Sunday, January 07, 2007


TICO Publishing, January 2007, $26.95, ISBN 0977768899
Sandra Ruttan’s debut, Suspicious Circumstances doesn’t mess about with obscure titles. The opening scene, with a woman flinging herself from a rocky outcrop, certainly qualifies as suspicious. Moreso because the whole event was caught on video. And the woman seems to be jumping backwards. How many suicides do that?

Its just one of the many questions reporter Lara (pronounce it “Lay-ra”) Kelly has about the tape. Questions that will lead her and her unwilling partner, local cop Tymen Farraday into the heart of a small town conspiracy that will unsettle everything they thought they knew about their quiet little town.

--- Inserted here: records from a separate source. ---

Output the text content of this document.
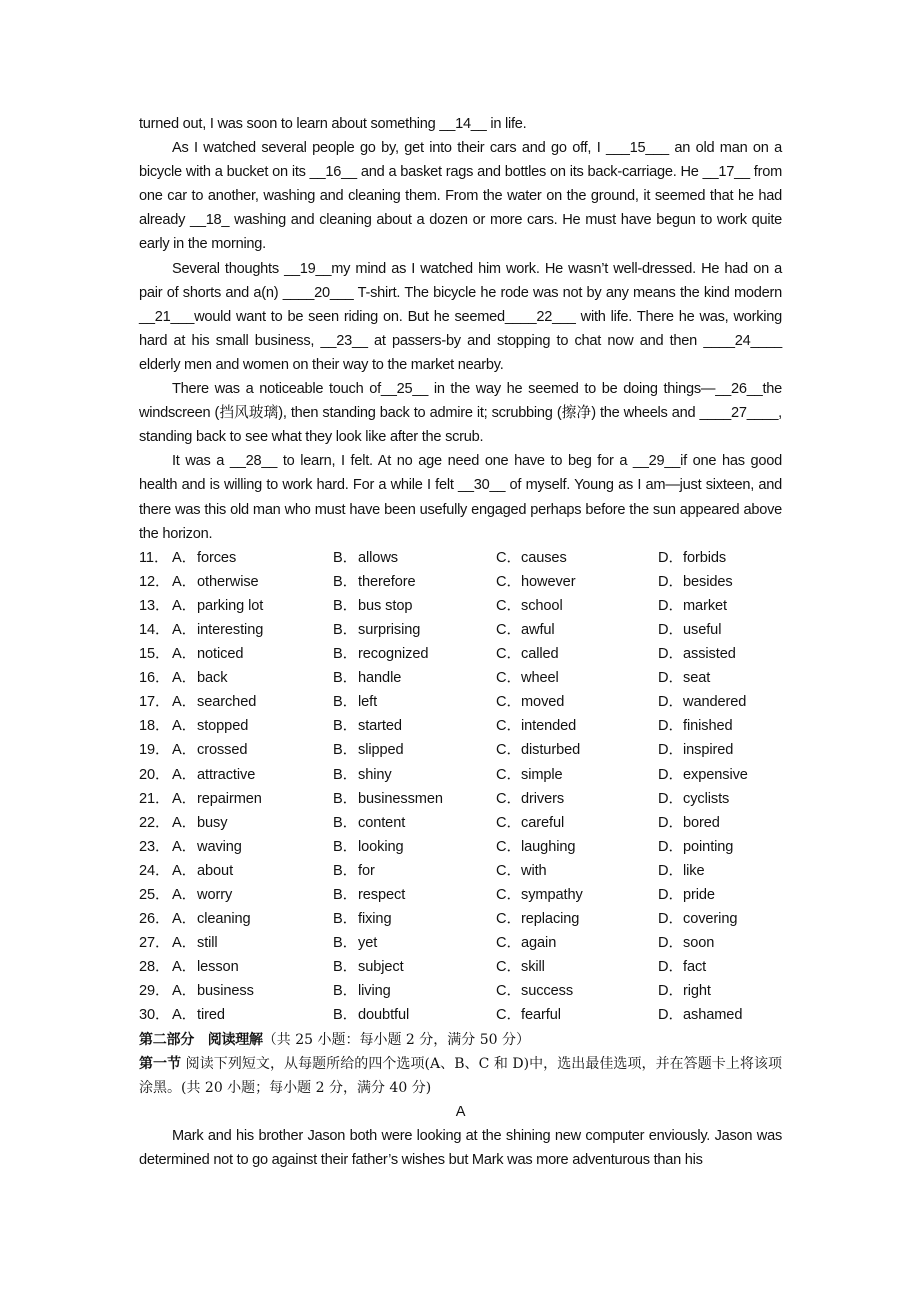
turned out, I was soon to learn about something __14__ in life.

As I watched several people go by, get into their cars and go off, I ___15___ an old man on a bicycle with a bucket on its __16__ and a basket rags and bottles on its back-carriage. He __17__ from one car to another, washing and cleaning them. From the water on the ground, it seemed that he had already __18_ washing and cleaning about a dozen or more cars. He must have begun to work quite early in the morning.

Several thoughts __19__my mind as I watched him work. He wasn’t well-dressed. He had on a pair of shorts and a(n) ____20___ T-shirt. The bicycle he rode was not by any means the kind modern __21___would want to be seen riding on. But he seemed____22___ with life. There he was, working hard at his small business, __23__ at passers-by and stopping to chat now and then ____24____ elderly men and women on their way to the market nearby.

There was a noticeable touch of__25__ in the way he seemed to be doing things—__26__the windscreen (挡风玻璃), then standing back to admire it; scrubbing (擦净) the wheels and ____27____, standing back to see what they look like after the scrub.

It was a __28__ to learn, I felt. At no age need one have to beg for a __29__if one has good health and is willing to work hard. For a while I felt __30__ of myself. Young as I am—just sixteen, and there was this old man who must have been usefully engaged perhaps before the sun appeared above the horizon.

11． A． forces	B． allows	C． causes	D． forbids
12． A． otherwise	B． therefore	C． however	D． besides
13． A． parking lot	B． bus stop	C． school	D． market
14． A． interesting	B． surprising	C． awful	D． useful
15． A． noticed	B． recognized	C． called	D． assisted
16． A． back	B． handle	C． wheel	D． seat
17． A． searched	B． left	C． moved	D． wandered
18． A． stopped	B． started	C． intended	D． finished
19． A． crossed	B． slipped	C． disturbed	D． inspired
20． A． attractive	B． shiny	C． simple	D． expensive
21． A． repairmen	B． businessmen	C． drivers	D． cyclists
22． A． busy	B． content	C． careful	D． bored
23． A． waving	B． looking	C． laughing	D． pointing
24． A． about	B． for	C． with	D． like
25． A． worry	B． respect	C． sympathy	D． pride
26． A． cleaning	B． fixing	C． replacing	D． covering
27． A． still	B． yet	C． again	D． soon
28． A． lesson	B． subject	C． skill	D． fact
29． A． business	B． living	C． success	D． right
30． A． tired	B． doubtful	C． fearful	D． ashamed
第二部分　阅读理解（共 25 小题：每小题 2 分，满分 50 分）
第一节 阅读下列短文，从每题所给的四个选项(A、B、C 和 D)中，选出最佳选项，并在答题卡上将该项涂黑。(共 20 小题；每小题 2 分，满分 40 分)
A

Mark and his brother Jason both were looking at the shining new computer enviously. Jason was determined not to go against their father’s wishes but Mark was more adventurous than his
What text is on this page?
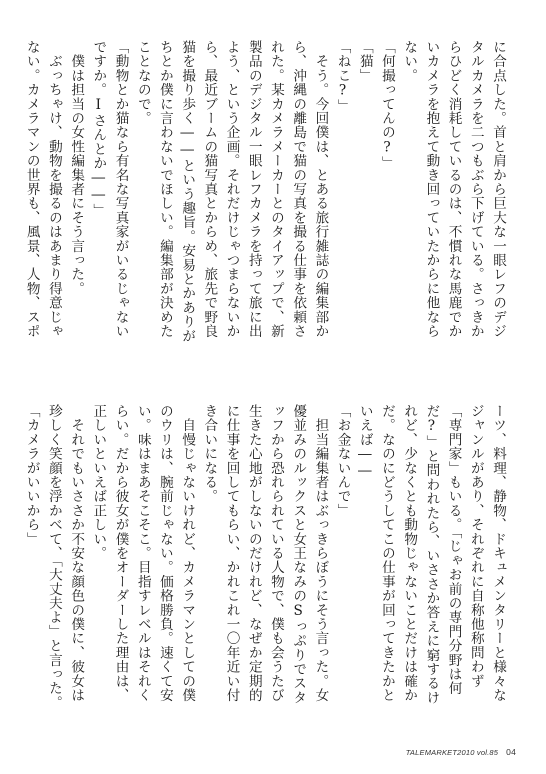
に合点した。首と肩から巨大な一眼レフのデジ
タルカメラを二つもぶら下げている。さっきか
らひどく消耗しているのは、不慣れな馬鹿でか
いカメラを抱えて動き回っていたからに他なら
ない。
「何撮ってんの?」
「猫」
「ねこ?」
　そう。今回僕は、とある旅行雑誌の編集部か
ら、沖縄の離島で猫の写真を撮る仕事を依頼さ
れた。某カメラメーカーとのタイアップで、新
製品のデジタル一眼レフカメラを持って旅に出
よう、という企画。それだけじゃつまらないか
ら、最近ブームの猫写真とからめ、旅先で野良
猫を撮り歩く――という趣旨。安易とかありが
ちとか僕に言わないでほしい。編集部が決めた
ことなので。
「動物とか猫なら有名な写真家がいるじゃない
ですか。Iさんとか――」
　僕は担当の女性編集者にそう言った。
　ぶっちゃけ、動物を撮るのはあまり得意じゃ
ない。カメラマンの世界も、風景、人物、スポ
ーツ、料理、静物、ドキュメンタリーと様々な
ジャンルがあり、それぞれに自称他称問わず
「専門家」もいる。「じゃお前の専門分野は何
だ?」と問われたら、いささか答えに窮するけ
れど、少なくとも動物じゃないことだけは確か
だ。なのにどうしてこの仕事が回ってきたかと
いえば――
「お金ないんで」
　担当編集者はぶっきらぼうにそう言った。女
優並みのルックスと女王なみのSっぷりでスタ
ッフから恐れられている人物で、僕も会うたび
生きた心地がしないのだけれど、なぜか定期的
に仕事を回してもらい、かれこれ一〇年近い付
き合いになる。
　自慢じゃないけれど、カメラマンとしての僕
のウリは、腕前じゃない。価格勝負。速くて安
い。味はまあそこそこ。目指すレベルはそれく
らい。だから彼女が僕をオーダーした理由は、
正しいといえば正しい。
　それでもいささか不安な顔色の僕に、彼女は
珍しく笑顔を浮かべて、「大丈夫よ」と言った。
「カメラがいいから」
TALEMARKET2010 vol.85 04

Ruttan’s style owes a great deal to a more British than American style of storytelling. There’s a more relaxed approach to the story, taking time to ease itself into the plot and laying the groundwork for the action to come. There are multiple plot strands that can seem disparate at times, but ultimately move together as the climax gallops into view. The narration is gripping, but not insistent, and while Ruttan us unafraid to get down and dirty, there is a definite moral compass here that is more common in British novels. The echoing voices of McDermid and Billingham are present, but while they clearly influence Ruttan’s style, she has a voice of her own: a voice that one suspects could easily tell a variety of stories and styles.

What particularly helps Ruttan here is the spark between her two leads. Call it the Moonlighting effect. Two protagonists who spark off each other but are never allowed to spill that over into a forced romance. In fact, without Ruttan’s character work, the novel would never take off. The large cast is held in check by believable motivations and an empathic sense that keeps the reader interested in events which, as with every novel worth reading, are about character in motion.

Without the character work, novels such as this are a failure. While Ruttan clearly understands the machinations of small town politics and the small newsroom atmosphere in which her heroine makes a living, without characters that come to life, all of that is useless. And Ruttan’s characters are rounded enough to hold interest and intrigue, providing credible motivations to keep the plot and the local conspiracies moving along.

Although, undoubtedly, cosy fans will be crying out bloody murder as Ruttan tackles some unpleasant scenarios, there is still a sense that the author is holding back slightly, that she could take us into darker territories than she does here and perhaps that adds a slight air of conservatism to the novel in terms of structure and resolution. But, as an excellent example of the procedural novel, Suspicious Circumstances not only ticks the boxes, but does so with a style and enthusiasm very much the author’s own.

What keeps Ruttan’s impressive debut moving is the strength of writing, quality of character and atmosphere that is created. In dealing with an entire community, Ruttan has a great deal to cope with and manages to not only sift through what the reader needs to know, but never shies away from or forgets the important details. This is a big novel, with a large cast and multiple motivations, but it’s written clearly and plotted subtly, making for an engrossing ride.

All of this means that Suspicious Circumstances is a well executed procedural with a spark between our protagonists, an excellent feel for political machinations on a small town scale and a plot that twists and turns like a bad tempered rattlesnake.